Des Afghans inspectent le toit endommagé d'une maison après une attaque de l'armée pakistanaise à Asadabad, dans la province de Kunar, le 28 avril 2026. Photo Aimal Zahir / AFP
Des dizaines de civils ont été tués ou blessés lundi dans des frappes qui ont touché l'est de l'Afghanistan, dont une université, a confirmé l'ONU mardi, le gouvernement afghan blâmant le Pakistan avec qui il est en conflit depuis des mois. La mission de l'ONU en Afghanistan (Unama), qui a un mandat pour documenter les attaques contre des civils, n'a pas précisé à ce stade le décompte exact entre morts et blessés. « Selon le droit international humanitaire, les civils et les infrastructures civiles dont les établissements d'éducation, doivent être protégées en toutes circonstances », a rappelé l'Unama sur X.
Le gouvernement afghan avait fait état lundi de sept civils tués et 85 blessés par des tirs d'obus et de roquettes des forces pakistanaises dans la province de Kunar, voisine du Pakistan, notamment dans la ville d'Asadabad. Le porte-parole du gouvernement, Hamdullah Fitrat, avait déploré que les attaques, en pleine après-midi, aient touché « des maisons civiles et l'université ». Le ministère pakistanais de l'Information a nié avoir frappé des zones d'habitation ou l'Université d'Asadabad, qualifiant les propos en ce sens de « mensonges éhontés ».
Lundi soir, un correspondant de l'AFP a pu voir une maison endommagée par des tirs d'obus et plusieurs blessés à l'hôpital provincial d'Asadabad. Mardi, des étudiants ont témoigné des événements de la veille, sans donner leur nom de famille pour des raisons de sécurité. « Le professeur était en train de faire son cours, c'était environ 14H30, et il y a eu un grand bruit ; nous nous sommes tous allongés par terre », a raconté Irfanullah, 20 ans, étudiant en psychologie à la faculté d'Education. « Chaque étudiant a essayé de se mettre à l'abri, mais les fenêtres se sont brisées et certains ont été blessés », a-t-il poursuivi.

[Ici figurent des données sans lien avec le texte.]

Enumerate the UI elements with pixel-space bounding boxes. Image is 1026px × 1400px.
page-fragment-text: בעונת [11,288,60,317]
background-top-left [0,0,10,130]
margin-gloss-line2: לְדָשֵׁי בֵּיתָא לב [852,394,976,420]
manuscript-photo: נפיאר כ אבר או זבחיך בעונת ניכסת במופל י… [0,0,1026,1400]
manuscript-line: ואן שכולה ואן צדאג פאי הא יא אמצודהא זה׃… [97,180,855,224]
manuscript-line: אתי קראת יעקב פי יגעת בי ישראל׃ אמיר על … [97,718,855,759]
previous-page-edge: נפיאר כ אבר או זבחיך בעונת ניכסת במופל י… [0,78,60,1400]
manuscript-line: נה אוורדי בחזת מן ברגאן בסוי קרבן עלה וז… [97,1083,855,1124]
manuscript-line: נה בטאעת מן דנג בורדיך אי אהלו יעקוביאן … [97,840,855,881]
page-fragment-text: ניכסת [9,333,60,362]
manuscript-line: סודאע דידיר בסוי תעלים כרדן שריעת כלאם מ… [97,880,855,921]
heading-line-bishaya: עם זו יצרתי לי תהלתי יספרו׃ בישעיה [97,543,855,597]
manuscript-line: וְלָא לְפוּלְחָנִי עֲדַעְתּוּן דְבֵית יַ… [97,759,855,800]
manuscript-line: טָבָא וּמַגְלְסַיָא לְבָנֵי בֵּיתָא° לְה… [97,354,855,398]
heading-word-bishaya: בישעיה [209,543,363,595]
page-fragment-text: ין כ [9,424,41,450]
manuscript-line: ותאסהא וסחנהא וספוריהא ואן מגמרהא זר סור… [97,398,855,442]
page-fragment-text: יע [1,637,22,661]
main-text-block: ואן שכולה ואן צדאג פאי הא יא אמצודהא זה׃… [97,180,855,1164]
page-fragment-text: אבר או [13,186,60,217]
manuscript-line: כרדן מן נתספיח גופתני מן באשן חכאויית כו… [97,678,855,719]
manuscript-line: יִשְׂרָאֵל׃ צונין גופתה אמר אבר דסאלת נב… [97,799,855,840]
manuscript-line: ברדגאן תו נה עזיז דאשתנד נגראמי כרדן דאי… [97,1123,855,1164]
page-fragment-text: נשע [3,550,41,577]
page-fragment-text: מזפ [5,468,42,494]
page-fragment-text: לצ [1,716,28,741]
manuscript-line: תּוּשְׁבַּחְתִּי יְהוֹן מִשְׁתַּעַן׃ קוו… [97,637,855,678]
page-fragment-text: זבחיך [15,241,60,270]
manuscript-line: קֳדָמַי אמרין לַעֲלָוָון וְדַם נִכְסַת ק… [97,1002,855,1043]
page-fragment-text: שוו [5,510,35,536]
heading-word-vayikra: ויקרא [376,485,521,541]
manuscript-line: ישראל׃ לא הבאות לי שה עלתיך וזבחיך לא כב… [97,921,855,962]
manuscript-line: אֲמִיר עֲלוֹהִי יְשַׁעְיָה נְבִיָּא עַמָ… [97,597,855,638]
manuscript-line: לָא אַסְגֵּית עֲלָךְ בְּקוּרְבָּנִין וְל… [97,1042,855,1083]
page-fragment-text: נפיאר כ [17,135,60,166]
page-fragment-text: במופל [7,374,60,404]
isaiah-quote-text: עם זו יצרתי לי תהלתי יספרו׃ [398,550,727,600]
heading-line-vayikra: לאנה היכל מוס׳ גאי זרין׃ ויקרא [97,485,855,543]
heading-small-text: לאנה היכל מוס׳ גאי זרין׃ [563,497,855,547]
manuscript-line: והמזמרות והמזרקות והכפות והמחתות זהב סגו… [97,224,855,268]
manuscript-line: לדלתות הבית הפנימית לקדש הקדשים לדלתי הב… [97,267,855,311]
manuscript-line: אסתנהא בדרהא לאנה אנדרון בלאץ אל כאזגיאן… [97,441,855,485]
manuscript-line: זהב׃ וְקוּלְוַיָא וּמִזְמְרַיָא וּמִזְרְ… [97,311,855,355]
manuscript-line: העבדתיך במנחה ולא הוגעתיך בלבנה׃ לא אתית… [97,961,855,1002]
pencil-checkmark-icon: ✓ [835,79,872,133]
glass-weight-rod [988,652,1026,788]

Un autre étudiant du département de géographie, Ibadullah, 23 ans, a raconté avoir fui la salle de classe avec ses camarades en laissant les livres sur place. Plusieurs salles de la faculté d'éducation avaient des vitres brisées, a constaté un journaliste de l'AFP mardi, tandis que les panneaux solaires du toit ont été tordus par un impact. Islamabad accuse l'Afghanistan d'accueillir des combattants du mouvement des talibans pakistanais (TTP) qui ont revendiqué des attaques meurtrières au Pakistan, ce que les autorités talibanes afghanes démentent. Les violences se sont intensifiées à partir du 26 février, le Pakistan bombardant plusieurs fois Kaboul et les zones frontalières.